Here is a PACS document checklist in PDF which I have prepared and hopefully helps with your paperwork collection process. The documents required are listed in the order they should be prepared so they hopefully remain within valid period by the time of the PACS appointment given. Fill the white boxes with corresponding dates and ignore the grey boxes.
Information for Malaysians intending to get PACSed in France
If you are in Malaysia shortly before your planned PACS, this is the perfect time to get yourself to the Registration Office in Putrajaya to obtain an extract of your birth certificate and a certificate confirming marital status. You can technically request for the birth certificate from any branch of the Registration Office but to confirm your marital status, Putrajaya is the only office that deals with it. Postal request is possible but it is bound to take time. Besides, in order to legalised the certificates, one needs to go to the Ministry of Foreign Affairs nearby. So to keep things simple, just try to go to Putrajaya once and for all.
Steps to follow:
– Find an Oath Commissioner and make a statutory declaration that you are single.
– Go to the Registration Office; be conservatively dressed or you may be refused entry.
– Request for relevant forms and fill them in.
– Submit to clerk together with proof of identity and payment (RM5 per document).
– Once obtained, head over to the Ministry of Foreign Affairs.
– Legalised the documents so they can be used abroad.
If you are not travelling back to Malaysia anytime soon, a family member/close friend can help obtain the extract of birth certificate and certificate confirming marital status. In order for a proxy to complete all formalities etc at the Registration Office, provide him/her with:
– signed statutory declaration of single-hood at the Malaysian embassy in Paris*
– signed letter of authorisation addressed to proxy to obtain the certificates on your behalf (unless it’s a parent making the request)
– copy of birth certificate that you had from birth / identity card / passport (to play it safe, no harm providing all three, and you can email these if you don’t want to post all your identity relevant paperworks in the mail, which then your proxy can print out)
Your proxy in Malaysia can then follow the steps as stated above – filling in relevant forms, obtain the certificates, legalised them, and post them to you in France. He/she will also have to bring his/her own proofs of identity so the Registration Office can verify against the letter of authorisation and to keep track who have sought information on your behalf.

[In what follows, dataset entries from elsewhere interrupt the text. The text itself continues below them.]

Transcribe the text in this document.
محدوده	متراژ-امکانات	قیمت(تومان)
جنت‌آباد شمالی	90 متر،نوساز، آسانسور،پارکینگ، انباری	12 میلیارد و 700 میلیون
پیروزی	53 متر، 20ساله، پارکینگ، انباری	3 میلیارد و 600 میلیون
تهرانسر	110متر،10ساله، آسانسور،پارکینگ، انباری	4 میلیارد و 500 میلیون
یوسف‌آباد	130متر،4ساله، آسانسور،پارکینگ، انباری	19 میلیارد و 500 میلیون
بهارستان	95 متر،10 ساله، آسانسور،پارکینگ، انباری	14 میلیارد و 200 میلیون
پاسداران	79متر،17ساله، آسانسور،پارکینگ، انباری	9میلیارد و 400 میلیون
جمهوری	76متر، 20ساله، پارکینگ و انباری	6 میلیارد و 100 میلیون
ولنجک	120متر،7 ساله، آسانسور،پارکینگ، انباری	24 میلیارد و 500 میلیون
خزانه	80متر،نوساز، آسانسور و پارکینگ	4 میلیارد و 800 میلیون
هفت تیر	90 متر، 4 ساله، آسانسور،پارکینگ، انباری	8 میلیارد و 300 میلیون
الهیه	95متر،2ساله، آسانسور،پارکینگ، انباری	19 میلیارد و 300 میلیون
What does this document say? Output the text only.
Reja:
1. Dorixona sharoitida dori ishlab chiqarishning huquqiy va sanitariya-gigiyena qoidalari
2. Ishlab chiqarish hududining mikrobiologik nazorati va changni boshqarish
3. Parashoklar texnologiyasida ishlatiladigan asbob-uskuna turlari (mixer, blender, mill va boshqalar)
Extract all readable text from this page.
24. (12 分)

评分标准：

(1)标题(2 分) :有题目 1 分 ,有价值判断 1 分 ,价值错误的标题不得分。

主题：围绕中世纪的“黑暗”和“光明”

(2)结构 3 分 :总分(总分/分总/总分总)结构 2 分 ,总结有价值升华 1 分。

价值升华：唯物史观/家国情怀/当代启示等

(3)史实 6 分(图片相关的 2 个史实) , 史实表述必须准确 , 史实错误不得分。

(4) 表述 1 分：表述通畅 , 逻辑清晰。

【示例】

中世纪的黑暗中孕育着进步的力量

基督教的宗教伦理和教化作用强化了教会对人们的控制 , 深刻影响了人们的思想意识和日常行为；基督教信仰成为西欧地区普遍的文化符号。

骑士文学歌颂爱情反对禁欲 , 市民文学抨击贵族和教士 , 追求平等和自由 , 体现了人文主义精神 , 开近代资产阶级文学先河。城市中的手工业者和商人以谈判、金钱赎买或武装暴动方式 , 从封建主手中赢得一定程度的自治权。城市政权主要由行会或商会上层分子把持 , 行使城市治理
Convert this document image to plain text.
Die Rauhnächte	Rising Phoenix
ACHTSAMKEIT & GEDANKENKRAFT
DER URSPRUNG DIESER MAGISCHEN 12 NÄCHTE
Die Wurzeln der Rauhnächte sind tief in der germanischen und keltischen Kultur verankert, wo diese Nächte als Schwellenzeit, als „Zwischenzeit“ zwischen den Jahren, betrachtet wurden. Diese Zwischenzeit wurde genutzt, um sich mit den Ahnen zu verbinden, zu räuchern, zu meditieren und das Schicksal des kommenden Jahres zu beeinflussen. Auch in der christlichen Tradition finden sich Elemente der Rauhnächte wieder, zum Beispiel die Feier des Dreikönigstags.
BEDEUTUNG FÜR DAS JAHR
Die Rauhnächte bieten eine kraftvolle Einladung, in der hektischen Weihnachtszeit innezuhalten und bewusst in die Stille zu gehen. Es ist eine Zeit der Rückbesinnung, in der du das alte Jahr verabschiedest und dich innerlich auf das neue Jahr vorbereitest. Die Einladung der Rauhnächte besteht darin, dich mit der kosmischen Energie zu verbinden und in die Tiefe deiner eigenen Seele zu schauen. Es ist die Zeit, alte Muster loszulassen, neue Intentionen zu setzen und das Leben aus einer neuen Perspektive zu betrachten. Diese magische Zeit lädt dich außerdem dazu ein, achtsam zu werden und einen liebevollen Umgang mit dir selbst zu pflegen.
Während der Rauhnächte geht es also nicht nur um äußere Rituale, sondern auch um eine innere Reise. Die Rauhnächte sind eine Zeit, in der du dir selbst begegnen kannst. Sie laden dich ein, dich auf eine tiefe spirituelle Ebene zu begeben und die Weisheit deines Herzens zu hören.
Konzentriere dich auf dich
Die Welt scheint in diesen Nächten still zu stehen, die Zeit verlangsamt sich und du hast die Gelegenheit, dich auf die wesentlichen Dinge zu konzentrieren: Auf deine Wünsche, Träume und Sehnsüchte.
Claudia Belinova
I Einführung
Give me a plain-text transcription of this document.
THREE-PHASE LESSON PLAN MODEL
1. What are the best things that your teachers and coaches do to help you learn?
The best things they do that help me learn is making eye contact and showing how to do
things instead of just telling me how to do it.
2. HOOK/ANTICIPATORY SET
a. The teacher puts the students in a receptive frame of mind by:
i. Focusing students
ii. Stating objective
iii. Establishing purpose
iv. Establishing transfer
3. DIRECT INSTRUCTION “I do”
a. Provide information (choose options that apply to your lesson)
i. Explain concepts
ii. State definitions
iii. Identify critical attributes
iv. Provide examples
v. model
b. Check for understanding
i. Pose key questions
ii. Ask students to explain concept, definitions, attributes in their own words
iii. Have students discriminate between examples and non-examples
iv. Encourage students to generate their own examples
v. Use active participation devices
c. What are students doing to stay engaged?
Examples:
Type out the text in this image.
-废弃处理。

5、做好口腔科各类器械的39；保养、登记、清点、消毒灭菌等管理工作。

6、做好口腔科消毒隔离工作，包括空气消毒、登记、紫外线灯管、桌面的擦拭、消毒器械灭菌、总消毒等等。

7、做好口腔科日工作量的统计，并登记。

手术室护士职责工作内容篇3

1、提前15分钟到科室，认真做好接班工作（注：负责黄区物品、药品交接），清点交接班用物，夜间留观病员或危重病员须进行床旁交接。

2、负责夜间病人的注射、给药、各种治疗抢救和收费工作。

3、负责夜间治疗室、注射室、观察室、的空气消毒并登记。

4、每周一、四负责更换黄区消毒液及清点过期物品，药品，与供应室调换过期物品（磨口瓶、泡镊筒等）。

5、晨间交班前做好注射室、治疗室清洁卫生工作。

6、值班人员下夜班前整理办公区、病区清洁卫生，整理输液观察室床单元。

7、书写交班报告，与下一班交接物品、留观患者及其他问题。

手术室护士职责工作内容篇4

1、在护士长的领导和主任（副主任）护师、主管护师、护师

Back in France, send/bring both documents to the Malaysian embassy for translation, photocopies to be certified and to request for the issuance of certificat de coutume and certificat de celibat. There is a charge of €5 per document, regardless if it’s translation, certification of photocopy or issuance of certificates.
* An important note: although a statutory declaration of marital status is normally straight forward (based on a template given to my brother in Malaysia when he requested for information on obtaining the certificate of marital status), at the embassy in Paris, I was informed that it can only be requested on the basis that I intend to get married. My partner’s information is required for inclusion in the declaration and a copy of his proof of identity was also submitted at that time to the embassy for record keeping. In any case, we ended up not using this statutory declaration (marriage is on the card but just not now for a number of personal reasons, so I did not feel comfortable using it) and therefore did not have a certificate of marital status to enable us to request for a certificat de coutume and a certificat de celibat. We managed to come to an agreement with our greffière separately on how to satisfy this aspect of paperwork requirement.